The strength-based approach is often referred to as a response to more deficit-focused or pathological approaches. For example, Erik Laursen and Laura Nissen noted that in the field of youth justice, the mainstream corrections model focuses on risks and needs and addressing weaknesses. Alternatively, the strength-based approach enhances strengths and builds on characteristics that are already present in individuals.

Although applied differently depending on the population and service, the approach has been characterized as a philosophy or lens through which people are viewed and through which programs and agencies operate. According to Diane Powell and Catherine Batsche, a strength-based philosophy is a critical belief, an all-pervasive attitude that informs a professional's interactions with clients. Ideally, an entire agency will adopt the approach, and, through ongoing training, this attitude-change will occur in all staff, transforming the way they view their work, their colleagues, and, of course, the people and communities they work with.

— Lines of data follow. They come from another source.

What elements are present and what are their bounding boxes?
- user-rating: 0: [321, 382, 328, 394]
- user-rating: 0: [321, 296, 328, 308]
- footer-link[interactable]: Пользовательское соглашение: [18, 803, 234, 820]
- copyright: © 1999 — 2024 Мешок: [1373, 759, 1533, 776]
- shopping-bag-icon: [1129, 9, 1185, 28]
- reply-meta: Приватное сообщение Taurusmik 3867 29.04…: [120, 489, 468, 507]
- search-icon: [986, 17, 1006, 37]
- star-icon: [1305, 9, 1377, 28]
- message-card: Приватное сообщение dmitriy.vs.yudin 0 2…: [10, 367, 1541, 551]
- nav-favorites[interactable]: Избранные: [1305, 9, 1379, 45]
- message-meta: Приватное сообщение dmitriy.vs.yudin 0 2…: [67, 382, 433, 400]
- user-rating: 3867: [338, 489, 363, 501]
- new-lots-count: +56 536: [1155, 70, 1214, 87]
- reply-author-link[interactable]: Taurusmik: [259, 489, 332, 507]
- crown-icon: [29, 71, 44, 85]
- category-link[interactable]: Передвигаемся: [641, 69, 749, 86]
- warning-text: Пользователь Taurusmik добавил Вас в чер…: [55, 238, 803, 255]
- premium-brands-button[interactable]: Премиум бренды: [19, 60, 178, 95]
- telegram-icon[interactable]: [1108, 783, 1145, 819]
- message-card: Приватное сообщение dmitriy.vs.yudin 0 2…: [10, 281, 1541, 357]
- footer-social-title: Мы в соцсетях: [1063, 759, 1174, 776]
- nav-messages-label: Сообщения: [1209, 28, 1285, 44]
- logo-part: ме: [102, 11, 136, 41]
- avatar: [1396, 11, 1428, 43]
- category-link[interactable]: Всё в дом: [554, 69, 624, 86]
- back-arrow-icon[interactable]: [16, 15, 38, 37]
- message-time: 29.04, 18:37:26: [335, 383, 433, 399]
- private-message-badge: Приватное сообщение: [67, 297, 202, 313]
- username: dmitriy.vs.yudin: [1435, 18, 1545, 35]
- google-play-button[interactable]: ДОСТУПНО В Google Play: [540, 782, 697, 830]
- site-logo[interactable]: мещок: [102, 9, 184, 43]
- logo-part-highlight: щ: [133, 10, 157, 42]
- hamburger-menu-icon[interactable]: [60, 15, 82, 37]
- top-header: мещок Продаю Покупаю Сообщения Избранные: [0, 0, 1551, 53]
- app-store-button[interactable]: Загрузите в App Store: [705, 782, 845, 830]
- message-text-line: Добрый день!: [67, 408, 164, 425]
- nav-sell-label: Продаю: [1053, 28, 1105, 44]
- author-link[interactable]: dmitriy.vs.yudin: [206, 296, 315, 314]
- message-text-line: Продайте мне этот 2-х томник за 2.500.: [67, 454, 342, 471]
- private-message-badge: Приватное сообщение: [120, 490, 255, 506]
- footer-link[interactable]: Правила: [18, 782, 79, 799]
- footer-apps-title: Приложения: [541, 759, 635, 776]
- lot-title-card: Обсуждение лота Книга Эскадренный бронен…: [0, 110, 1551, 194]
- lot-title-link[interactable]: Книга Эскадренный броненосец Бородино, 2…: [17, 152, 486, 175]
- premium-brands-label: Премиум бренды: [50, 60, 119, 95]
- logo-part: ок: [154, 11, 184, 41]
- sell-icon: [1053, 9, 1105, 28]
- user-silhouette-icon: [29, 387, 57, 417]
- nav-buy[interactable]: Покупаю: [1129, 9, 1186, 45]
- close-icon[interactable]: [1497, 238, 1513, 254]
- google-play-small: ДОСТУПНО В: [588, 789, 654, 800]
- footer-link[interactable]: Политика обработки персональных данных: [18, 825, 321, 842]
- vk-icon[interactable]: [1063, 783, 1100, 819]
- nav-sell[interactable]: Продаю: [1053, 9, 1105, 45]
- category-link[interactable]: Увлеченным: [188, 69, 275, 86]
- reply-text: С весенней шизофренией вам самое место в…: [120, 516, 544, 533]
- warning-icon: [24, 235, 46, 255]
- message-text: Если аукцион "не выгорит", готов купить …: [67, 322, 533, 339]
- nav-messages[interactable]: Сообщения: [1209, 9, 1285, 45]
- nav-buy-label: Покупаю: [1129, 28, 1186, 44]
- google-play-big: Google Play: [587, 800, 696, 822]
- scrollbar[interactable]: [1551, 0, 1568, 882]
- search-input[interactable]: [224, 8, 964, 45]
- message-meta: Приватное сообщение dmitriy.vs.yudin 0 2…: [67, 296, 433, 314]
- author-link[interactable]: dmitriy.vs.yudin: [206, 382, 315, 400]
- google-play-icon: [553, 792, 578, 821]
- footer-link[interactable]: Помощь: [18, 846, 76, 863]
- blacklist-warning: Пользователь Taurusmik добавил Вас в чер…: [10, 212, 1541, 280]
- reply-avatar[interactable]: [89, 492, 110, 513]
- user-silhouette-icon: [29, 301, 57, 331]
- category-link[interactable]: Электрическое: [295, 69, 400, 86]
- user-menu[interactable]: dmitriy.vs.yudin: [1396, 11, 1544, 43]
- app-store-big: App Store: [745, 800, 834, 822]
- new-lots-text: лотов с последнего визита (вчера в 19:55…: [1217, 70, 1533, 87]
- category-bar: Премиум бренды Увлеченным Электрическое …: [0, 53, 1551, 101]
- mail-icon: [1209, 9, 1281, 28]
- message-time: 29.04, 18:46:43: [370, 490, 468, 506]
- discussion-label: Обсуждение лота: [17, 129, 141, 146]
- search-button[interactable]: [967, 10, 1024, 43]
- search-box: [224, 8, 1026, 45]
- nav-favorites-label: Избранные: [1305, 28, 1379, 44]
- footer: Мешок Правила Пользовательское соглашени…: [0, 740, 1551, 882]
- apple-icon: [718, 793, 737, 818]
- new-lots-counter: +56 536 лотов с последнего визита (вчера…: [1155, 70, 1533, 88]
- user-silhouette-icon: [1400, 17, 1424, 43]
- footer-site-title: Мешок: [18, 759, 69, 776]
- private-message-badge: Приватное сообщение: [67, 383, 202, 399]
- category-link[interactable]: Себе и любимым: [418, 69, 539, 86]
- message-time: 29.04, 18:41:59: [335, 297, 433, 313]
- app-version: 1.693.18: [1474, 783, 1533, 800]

This strength-based philosophy holds the core belief that all individuals have strengths and resources. The focus of the practice is on a person's skills, interests, and support systems. Its simple premise is to identify what is going well, how to do more of it, and how to build on it.

Outcomes 

Evaluation of the effectiveness of the strength-based approach is limited; however, some studies have shown that working with individuals and communities through a strength lens improves individual outcomes, such as quality of life, employment, and health. On a more societal level, a strength-based approach promotes positive views of individuals and takes focus away from blame or judgement. This alternative view may contribute to de-stigmatization of certain groups and may increase positive political attention and social support. Overall, there is a need for more research and further evaluations of the strength-based approach.